Although following the stock market is not a hobby of hers, she claims being able to predict the course of the market. “I can say whether a transaction will be profitable to a person or not. But it’s always relative to the person.”
Working with the police is yet another peculiar aspect of her profession.
“I do that on a regular basis. I’ve helped find missing people and criminals, or at least give indications on their whereabouts. If I’m given a name and a picture, I can describe the setting or the place the person’s at.”
Clairvoyance and supernatural hearing are two of the methods she uses. “I see and hear messages which the universe transmits.” She believes that anyone can come in contact with the forces of the universe by developing the subconscious part of the psyche.
“I don’t pretend to be God.

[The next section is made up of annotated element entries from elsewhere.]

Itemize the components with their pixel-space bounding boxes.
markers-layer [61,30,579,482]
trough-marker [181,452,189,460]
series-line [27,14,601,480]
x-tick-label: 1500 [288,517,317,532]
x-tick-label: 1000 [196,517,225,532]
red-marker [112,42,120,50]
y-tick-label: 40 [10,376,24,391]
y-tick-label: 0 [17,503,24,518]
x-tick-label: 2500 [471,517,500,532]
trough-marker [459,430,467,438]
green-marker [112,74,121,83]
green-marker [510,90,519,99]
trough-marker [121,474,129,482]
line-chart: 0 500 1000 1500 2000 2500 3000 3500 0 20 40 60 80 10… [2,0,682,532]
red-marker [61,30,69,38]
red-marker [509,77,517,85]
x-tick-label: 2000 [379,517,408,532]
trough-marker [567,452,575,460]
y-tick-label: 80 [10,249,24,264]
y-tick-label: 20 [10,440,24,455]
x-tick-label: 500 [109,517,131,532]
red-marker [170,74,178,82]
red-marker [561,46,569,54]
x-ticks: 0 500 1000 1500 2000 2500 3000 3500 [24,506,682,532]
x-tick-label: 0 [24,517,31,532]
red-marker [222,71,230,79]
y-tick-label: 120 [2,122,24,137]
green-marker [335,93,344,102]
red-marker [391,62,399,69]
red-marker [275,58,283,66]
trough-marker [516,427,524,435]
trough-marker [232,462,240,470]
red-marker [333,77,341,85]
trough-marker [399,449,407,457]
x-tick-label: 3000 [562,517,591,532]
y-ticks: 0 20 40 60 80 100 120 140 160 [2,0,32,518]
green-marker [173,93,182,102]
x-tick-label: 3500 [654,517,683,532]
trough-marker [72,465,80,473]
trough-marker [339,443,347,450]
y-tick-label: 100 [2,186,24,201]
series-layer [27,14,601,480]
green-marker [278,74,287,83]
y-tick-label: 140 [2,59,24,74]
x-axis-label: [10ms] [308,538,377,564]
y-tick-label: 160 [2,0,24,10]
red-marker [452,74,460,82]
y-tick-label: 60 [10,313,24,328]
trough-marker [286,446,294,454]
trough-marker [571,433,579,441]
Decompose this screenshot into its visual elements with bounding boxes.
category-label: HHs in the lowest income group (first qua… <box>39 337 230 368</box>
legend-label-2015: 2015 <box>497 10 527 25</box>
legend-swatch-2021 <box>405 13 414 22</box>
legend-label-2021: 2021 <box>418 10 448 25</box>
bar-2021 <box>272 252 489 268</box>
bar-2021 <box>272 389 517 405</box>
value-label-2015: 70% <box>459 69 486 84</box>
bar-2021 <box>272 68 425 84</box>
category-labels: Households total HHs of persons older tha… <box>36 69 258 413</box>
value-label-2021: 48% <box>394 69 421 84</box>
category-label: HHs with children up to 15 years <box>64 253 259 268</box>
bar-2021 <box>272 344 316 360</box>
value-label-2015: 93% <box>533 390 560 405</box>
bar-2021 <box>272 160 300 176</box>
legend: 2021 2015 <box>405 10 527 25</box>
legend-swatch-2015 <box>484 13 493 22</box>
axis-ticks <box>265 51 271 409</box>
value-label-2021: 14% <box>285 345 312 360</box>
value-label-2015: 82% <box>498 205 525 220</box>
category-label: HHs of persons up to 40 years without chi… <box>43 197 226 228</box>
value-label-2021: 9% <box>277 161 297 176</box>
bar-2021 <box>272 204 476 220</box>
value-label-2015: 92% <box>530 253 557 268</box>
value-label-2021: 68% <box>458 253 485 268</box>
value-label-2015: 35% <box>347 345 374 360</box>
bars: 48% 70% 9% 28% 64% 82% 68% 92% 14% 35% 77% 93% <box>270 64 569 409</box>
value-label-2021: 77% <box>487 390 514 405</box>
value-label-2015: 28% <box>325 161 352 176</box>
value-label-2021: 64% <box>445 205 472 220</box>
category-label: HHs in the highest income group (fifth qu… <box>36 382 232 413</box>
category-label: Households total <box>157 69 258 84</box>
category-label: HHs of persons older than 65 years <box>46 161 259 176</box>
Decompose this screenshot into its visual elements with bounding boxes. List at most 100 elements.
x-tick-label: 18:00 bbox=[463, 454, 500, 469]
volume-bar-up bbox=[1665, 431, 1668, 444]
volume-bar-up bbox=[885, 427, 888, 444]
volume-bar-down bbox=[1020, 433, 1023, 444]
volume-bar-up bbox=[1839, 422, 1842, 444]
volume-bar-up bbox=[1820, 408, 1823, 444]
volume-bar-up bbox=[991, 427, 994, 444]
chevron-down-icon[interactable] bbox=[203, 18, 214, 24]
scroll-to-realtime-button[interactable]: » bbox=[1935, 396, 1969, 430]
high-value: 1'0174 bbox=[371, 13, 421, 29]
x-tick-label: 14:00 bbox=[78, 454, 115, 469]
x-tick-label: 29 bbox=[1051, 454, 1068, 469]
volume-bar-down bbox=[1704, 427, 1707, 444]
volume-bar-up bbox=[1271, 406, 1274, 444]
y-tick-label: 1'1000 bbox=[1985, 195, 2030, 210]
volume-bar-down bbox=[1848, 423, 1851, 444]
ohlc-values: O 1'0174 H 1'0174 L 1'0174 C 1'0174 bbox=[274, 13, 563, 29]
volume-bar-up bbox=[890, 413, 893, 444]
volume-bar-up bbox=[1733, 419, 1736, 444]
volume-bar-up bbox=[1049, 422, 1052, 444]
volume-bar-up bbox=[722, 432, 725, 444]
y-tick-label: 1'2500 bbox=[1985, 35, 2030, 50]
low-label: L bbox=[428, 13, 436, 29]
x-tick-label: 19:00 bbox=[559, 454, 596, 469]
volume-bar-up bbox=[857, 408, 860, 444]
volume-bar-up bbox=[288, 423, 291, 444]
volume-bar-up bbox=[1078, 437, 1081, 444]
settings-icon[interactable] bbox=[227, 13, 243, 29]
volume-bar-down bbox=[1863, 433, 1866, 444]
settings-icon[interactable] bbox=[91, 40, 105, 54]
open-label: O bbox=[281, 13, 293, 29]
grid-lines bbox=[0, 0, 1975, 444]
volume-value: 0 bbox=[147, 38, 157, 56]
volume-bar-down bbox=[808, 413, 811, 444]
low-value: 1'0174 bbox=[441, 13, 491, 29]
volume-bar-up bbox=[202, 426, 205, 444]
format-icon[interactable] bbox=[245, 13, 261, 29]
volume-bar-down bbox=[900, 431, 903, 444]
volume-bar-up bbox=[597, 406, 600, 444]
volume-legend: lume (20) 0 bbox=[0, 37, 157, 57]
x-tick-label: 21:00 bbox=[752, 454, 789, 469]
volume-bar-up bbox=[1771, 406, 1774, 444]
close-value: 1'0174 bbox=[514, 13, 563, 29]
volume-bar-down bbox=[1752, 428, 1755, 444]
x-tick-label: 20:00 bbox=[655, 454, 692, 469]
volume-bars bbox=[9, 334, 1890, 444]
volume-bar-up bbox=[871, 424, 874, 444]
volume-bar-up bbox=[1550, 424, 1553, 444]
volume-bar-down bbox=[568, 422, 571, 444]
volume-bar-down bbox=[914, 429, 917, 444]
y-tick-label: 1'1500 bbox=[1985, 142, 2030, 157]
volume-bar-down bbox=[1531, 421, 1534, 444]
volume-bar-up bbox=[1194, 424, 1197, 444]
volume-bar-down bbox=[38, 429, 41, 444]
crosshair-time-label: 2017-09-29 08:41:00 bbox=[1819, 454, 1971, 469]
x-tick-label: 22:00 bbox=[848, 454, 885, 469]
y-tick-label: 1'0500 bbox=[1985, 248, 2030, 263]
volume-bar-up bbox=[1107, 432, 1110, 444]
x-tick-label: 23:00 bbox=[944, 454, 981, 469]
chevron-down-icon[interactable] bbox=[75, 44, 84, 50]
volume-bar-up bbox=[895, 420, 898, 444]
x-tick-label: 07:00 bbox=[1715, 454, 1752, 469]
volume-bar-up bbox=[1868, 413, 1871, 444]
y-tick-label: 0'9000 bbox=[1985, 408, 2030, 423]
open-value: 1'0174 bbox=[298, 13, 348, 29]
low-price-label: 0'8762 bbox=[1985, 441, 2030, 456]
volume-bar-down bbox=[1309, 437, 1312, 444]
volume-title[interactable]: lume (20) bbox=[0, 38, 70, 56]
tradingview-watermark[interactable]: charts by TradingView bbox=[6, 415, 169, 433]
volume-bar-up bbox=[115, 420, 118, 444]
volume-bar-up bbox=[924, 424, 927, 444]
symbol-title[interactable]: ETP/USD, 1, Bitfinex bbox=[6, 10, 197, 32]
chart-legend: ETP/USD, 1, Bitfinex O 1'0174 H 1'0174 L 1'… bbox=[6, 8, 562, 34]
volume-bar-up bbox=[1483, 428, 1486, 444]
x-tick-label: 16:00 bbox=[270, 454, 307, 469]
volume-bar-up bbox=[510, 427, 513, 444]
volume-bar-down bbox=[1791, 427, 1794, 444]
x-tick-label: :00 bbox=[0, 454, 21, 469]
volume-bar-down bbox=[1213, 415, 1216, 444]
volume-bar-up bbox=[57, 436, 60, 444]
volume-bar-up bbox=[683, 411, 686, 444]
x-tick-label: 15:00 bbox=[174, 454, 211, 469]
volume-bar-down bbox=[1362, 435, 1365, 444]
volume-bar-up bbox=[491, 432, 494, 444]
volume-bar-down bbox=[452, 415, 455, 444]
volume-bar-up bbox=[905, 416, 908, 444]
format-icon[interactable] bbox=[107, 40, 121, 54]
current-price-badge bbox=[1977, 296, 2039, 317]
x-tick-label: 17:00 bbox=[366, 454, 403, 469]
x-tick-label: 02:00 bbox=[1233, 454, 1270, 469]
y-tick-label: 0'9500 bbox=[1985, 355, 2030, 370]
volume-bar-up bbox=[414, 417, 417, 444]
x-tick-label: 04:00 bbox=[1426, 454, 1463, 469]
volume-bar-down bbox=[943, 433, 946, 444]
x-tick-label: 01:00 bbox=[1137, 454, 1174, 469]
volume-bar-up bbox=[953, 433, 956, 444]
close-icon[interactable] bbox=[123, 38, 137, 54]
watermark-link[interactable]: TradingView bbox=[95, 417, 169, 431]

I do make mistakes, but it almost never happens.” To prevent errors, Saleh never sees more than three customers daily. “I can’t cope with more. My mind simply shuts down.” Being a Christian believer does not interfere with her work. “Those are two different things,” she said.
Saleh makes a truly colorful yet charming seer, living up to The London Magazine’s description of her “unworldly aura and indefinable grandeur,” an aura that is compelling and strangely comforting.
Her consultations, she contends, are primarily of a psychotherapeutic nature.
Accordingly, she has completed one year of training in psychoanalysis and counseling at London’s Stavistock Institute.
“Many of my clients are extremely fragile. What they need, above all, is moral support and I provide them with it. If I judge that certain clients need to be followed up by a doctor, I refer them to one, or we help them jointly.”
Amid all that unworldly business, Saleh still finds place for earthly activities with her second husband.
“When I met my first husband for the first time, it was in the 1980s and I was still a student. I had envisioned him on the same day. I had also envisioned the initials of his name and the exact location of our meeting place. I went to my room-mate that day and said to her I have to go to this bar, I’m going to meet my husband...I guess clairvoyance doesn’t stop a person from committing stupid acts.”